When I came back into the living room, Malcolm was on the couch, the TV dark, the room lit only by the soft glow from a lamp in the corner. I sat beside him, close enough to feel the heat of his leg against mine, our thighs brushing in that casual, accidental way that never really felt accidental.
“Most kids, hell, most adults would have looked past a dog like Toast,” I said finally. “But Junie saw what he did have, not what he didn’t. She didn’t pity him. She just loved him. As if every missing part only made him more worthy.”
Malcolm didn’t say anything, but I didn’t need him to.
“There’s something about that.” I went on. “About being seen like that. No disclaimers. No asterisks.”
I kept my gaze fixed on a spot across the room.
“Not being wanted,” I said slowly, “that shapes you. You don’t even realize it’s happening. You start choosing yourself less and less over time. Because why would you pick someone no one else ever has?”
Malcolm turned toward me. “Gideon…”
“It is not just about being picked last,” I said before I lost the nerve. “Though that happened—sports, school projects, teams, whatever. I wasn’t bad. I just wasn’t… memorable. Garrett could walk into a room and the whole place would rearrange itself around him. I was used to fading into the corners.”
My voice caught, but I did not back away from the truth of it. “And then after he died, it was like I disappeared even more. I didn’t have him to tether me anymore. No spotlight to stand beside. Just this strange empty space and I didn’t know who I was if I wasn’t someone’s twin.”

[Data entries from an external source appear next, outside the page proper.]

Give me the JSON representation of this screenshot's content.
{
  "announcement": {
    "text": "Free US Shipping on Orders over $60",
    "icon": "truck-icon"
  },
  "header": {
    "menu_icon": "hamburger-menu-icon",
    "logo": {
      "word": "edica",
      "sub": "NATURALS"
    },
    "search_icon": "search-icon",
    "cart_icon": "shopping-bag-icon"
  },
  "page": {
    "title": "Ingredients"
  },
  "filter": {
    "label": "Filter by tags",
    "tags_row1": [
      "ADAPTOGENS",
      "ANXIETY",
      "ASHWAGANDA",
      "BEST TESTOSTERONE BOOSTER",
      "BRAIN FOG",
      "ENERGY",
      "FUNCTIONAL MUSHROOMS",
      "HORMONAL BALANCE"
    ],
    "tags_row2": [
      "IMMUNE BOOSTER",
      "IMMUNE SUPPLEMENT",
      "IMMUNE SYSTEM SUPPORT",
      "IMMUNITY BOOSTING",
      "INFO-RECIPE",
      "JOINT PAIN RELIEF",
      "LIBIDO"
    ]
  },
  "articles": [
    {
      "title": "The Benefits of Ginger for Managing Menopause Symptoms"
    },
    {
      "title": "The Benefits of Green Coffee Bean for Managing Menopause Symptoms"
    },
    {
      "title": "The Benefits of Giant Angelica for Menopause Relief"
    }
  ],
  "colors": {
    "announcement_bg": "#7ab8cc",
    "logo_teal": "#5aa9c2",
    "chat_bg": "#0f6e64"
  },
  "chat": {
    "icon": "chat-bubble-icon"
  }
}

Malcolm was quiet for a long moment, and the silence made me feel stupid, exposed—until he finally said, “You know what’s strange? I used to think I wanted everything I had.”
That made me look at him.
“I chased it hard,” he said. “The apartment with the views. The suits. The job that kept me up at night. I thought if I had it all, I’d be someone. I got there. And it was like drinking sand.”
“Dry?” I asked.
His lips curved faintly. “Yeah. Dry. And not worth the sprint.”
He ran a hand over his jaw, like he was working the thought through before letting it loose. “I think… I wanted things that made sense on paper. But wanting something real? That is harder. Because it means figuring out what feels right, not what looks right.”
A slow warmth unfurled in my chest. “So what feels right now?”
Malcolm didn’t smile. He just looked at me—a long, searching look.
“This. You. Sitting here. Saying things I probably wouldn’t have said if you hadn’t gone first, letting me know we could both be real tonight.”
For a second, I forgot how to breathe. Not because of what he said, but because of the way he said it—like my words had shifted something in him. Like maybe I hadn’t spilled my guts into the quiet for nothing.
The air between us felt heavier and lighter at the same time, like the start of a summer storm you almost hope will break.
“You don’t even know me,” I said, my voice quieter than I wanted it to be. “Well, not really.”
His gaze didn’t waver. “I know enough to want to know more.”
And there it was again—that heat behind my ribs. That damn flicker that kept showing up around him. I hated how good it felt. How easy it was to let it in. How impossible it was to let it go.
Malcolm’s gaze stayed on mine, anchored and present in a way that made it hard to look away. This silence wasn’t accidental. We were both here in it, together, because we wanted to be.
I shifted slightly, turning toward him. My knee brushed his thigh.
“I don’t know how to do this. I’ve never had much of a plan. Just… hung close to Garrett and hoped I’d figure myself out along the way.”